Table 7 Degree of sequence alignment of each dataset, as calculated by the means of sequence identity metric.

In addition to the issue of accuracy, high speed processing is one of our main goals in designing a suitable method for comparing protein sequences. Examining the speed of our method compared to those of ClustalW, ClustalW2, Muscle and fuzzy integral based method⁵, we can conclude that in the case of large datasets, either in terms of sequence lengths or number of sequences, we can offer a higher processing speed.
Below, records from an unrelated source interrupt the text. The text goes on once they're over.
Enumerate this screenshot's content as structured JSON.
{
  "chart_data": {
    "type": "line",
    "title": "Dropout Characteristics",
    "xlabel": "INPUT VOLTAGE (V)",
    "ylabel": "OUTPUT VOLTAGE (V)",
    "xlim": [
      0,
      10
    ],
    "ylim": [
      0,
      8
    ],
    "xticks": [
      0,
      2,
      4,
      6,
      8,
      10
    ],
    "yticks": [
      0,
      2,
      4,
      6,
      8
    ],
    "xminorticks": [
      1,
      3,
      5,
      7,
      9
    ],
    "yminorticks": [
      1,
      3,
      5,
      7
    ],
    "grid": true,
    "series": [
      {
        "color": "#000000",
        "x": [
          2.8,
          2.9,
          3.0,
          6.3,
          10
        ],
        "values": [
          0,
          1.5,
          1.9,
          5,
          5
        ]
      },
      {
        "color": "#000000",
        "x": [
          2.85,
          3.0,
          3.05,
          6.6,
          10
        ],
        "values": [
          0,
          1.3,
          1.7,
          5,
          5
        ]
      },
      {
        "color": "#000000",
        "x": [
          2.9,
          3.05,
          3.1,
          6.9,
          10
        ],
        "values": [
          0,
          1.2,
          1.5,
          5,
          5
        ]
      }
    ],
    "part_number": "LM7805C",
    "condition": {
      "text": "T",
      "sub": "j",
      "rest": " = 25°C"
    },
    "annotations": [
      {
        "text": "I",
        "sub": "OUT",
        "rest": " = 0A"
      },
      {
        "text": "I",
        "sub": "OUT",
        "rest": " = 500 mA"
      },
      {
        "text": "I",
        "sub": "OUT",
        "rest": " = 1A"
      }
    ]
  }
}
Finally it should be mentioned that the alignment-based methods, such as ClustalW, are known as the accurate comparison tools, and have been used for many years. Therefore, in this study, ClustalW was chosen as a reference method to assess the accuracy of the PCV and the alternative alignment-free methods. ClustalW, as mentioned in "Runtime analysis" section, performs calculations for small and medium datasets in an acceptable period of time, and produces auxiliary outputs, like alignment output, in addition to the comparison score. However, it should be noted that in many applications, such as clustering input sequences or searching them within the databases, these auxiliary outputs are not required, and only the comparison score is taken into account. Moreover, in cases when the datasets are particularly large, execution of the alignment-based approaches are not feasible or reasonable for everyone, as seen in Fig. 20, and this is where speeding up the comparison task with an alignment-free method, like PCV, becomes very significant. Furthermore, PCV can outperform the ClustalW by offering hierarchical methods that require separation of distinct kinds of input sequences in the early phases.

Conclusions

Due to the growing need for development of sequence comparison tools, especially protein sequences, in this work, we presented an alignment-free method that uses sequence information and physicochemical properties of amino acids. This method estimates the similarity of the protein sequence in whole by determining local similarity of fixed length blocks. As a result, although it is an alignment-free method, it can resemble the behavior of alignment-based methods for protein comparison. We compared this method, known as PCV, to some well-known alignment-based and alignment-free methods in a variety of ways. Specifically, we evaluated the PCV approach for 12 benchmark datasets considering various conditions, which is a superior of datasets compared to alternative studies. It should be mentioned that like other alignment-free methods, these datasets include classes with homologous sequences which may require a simple preprocessing search tool to select the homologous data. Assuming ClustalW¹¹ as the reference method, in addition to improving the comparison speed compared to the other methods, Correlation Coefficient (CC) metric, RF distance, ROC curve, and the corresponding AUC metric indicate greater improvement for PCV method than the alternative alignment-free methods. Specifically, we reported an average CC of 94% between PCV and ClustalW methods, as well as more accurate classifications at the different levels of evolution. In this way, we can conclude that PCV is accurate and fast, while providing local similarity information which is not considered by other alignment-free methods. As the future works, PCV can be developed to display pseudo-dot plots and reduce the required amount of memory. Furthermore, due to its structure, employing repetitive operational units, PCV method can be implemented on widely available hardware platforms, such as FPGA, which can assist speeding up this approach, compared to its current CPU-based version. In addition, we would like to make PCV method available as a public online tool.